History cautions that voters rarely get the outcome they think they are voting for. Franklin D. Roosevelt, campaigning in the Depression year 1932, criticized the incumbent, Herbert Hoover, for spending too much and promised to balance the federal budget. Once elected, FDR vastly increased the size of the government. Investors expected the economy to prosper under George W. Bush, a self-professed champion of enterprise. But the market and the economy laid an egg.
And Richard Nixon, an archconservative early in his career, governed from the Oval Office as though his brain had been rewired by a communist apparatchik. He signed the bill to create the Environmental Protection Agency, established the Occupational Safety and Health Administration, gave racial quotas their first push within the federal government and even tried to stage-manage the economy by imposing wage and price controls. Though obscured by the political scandal of Watergate, Nixon bequeathed an economic mess to his successor, Gerald Ford. Some of this came down to luck — it was not Nixon's fault that OPEC quadrupled oil prices. And sometimes expediency leads candidates to promise what they should not (see Bush, Herbert Walker: "Read my lips").
Presidents get tested in ways that no one can anticipate. John F. Kennedy was a foreign-policy expert; when he was confronted with a slowing economy, his intuition led him to support a tax cut. It was the right move. His successor, Lyndon B. Johnson, thought the economy could support the Vietnam War as well as his vast social agenda. He was wrong. But Dwight D. Eisenhower, a career soldier with no discernible enthusiasm for economic policy, presided over the golden 1950s.
Hoover was the biggest surprise. In terms of economic policy, he was the best-prepared president the U.S. ever elected. In contrast to Obama and McCain, who have spent their careers in public service, Hoover was an acclaimed crisis manager and a business phenomenon. Orphaned at age nine, he showed resilience, eventually being admitted in 1891 to the first class of Stanford, where he lived in low-rent worker housing. Graduated as a geologist, he secured a job as a mining engineer, which took him to remote Australia. He hit a lode of gold, struck out on his own and amassed a fortune.

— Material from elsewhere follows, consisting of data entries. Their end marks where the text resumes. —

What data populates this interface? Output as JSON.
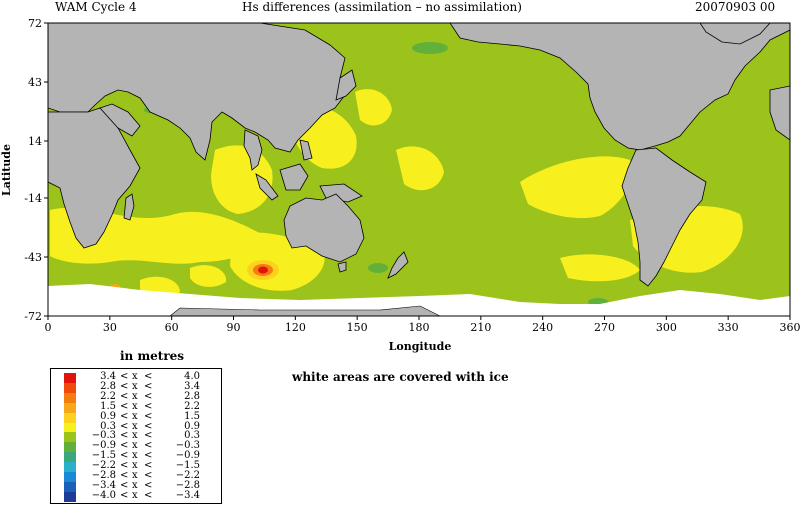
{
  "header": {
    "left": "WAM Cycle 4",
    "center": "Hs differences (assimilation – no assimilation)",
    "right": "20070903 00"
  },
  "axes": {
    "xlabel": "Longitude",
    "ylabel": "Latitude",
    "xticks": [
      "0",
      "30",
      "60",
      "90",
      "120",
      "150",
      "180",
      "210",
      "240",
      "270",
      "300",
      "330",
      "360"
    ],
    "yticks": [
      "72",
      "43",
      "14",
      "-14",
      "-43",
      "-72"
    ],
    "xrange": [
      0,
      360
    ],
    "yrange": [
      -72,
      72
    ]
  },
  "units_label": "in metres",
  "ice_note": "white areas are covered with ice",
  "colors": {
    "ocean_background": "#9cc21c",
    "land": "#b4b4b4",
    "ice": "#ffffff",
    "coast": "#000000"
  },
  "legend": [
    {
      "lo": "3.4",
      "hi": "4.0",
      "color": "#e0140c"
    },
    {
      "lo": "2.8",
      "hi": "3.4",
      "color": "#f04a0c"
    },
    {
      "lo": "2.2",
      "hi": "2.8",
      "color": "#f57c0e"
    },
    {
      "lo": "1.5",
      "hi": "2.2",
      "color": "#f8a61a"
    },
    {
      "lo": "0.9",
      "hi": "1.5",
      "color": "#fcd21e"
    },
    {
      "lo": "0.3",
      "hi": "0.9",
      "color": "#f7f01e"
    },
    {
      "lo": "−0.3",
      "hi": "0.3",
      "color": "#9cc21c"
    },
    {
      "lo": "−0.9",
      "hi": "−0.3",
      "color": "#62b03a"
    },
    {
      "lo": "−1.5",
      "hi": "−0.9",
      "color": "#3aa87a"
    },
    {
      "lo": "−2.2",
      "hi": "−1.5",
      "color": "#2ab0c8"
    },
    {
      "lo": "−2.8",
      "hi": "−2.2",
      "color": "#1a8ad6"
    },
    {
      "lo": "−3.4",
      "hi": "−2.8",
      "color": "#1a5fb8"
    },
    {
      "lo": "−4.0",
      "hi": "−3.4",
      "color": "#1c3c96"
    }
  ],
  "legend_symbols": {
    "lt": "<",
    "x": "x"
  }
}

His public career began with the outbreak of World War I — when expatriate Americans were stranded in Europe. Soliciting private funds, Hoover, who was living in London, managed to get them home. Then he took on the job of feeding 10 million Belgians and French, who were trapped between the German bayonets and the English blockade. Staking his own wealth to the cause, he implored London and Berlin to hold their fire. Miraculously, his supplies reached Belgium, which was saved from starvation. Hoover became a hero in Europe (streets in Belgium still bear his name). When the U.S. entered the war, Hoover ran the U.S. Food Administration, where he exhorted Americans to suffer "meatless Mondays" and "wheatless Wednesdays" to feed the troops. After the war he organized relief for hungry Poles and Russians and for children everywhere. In 1920, Franklin Roosevelt wanted Hoover to run for president. No one, said FDR, was more qualified.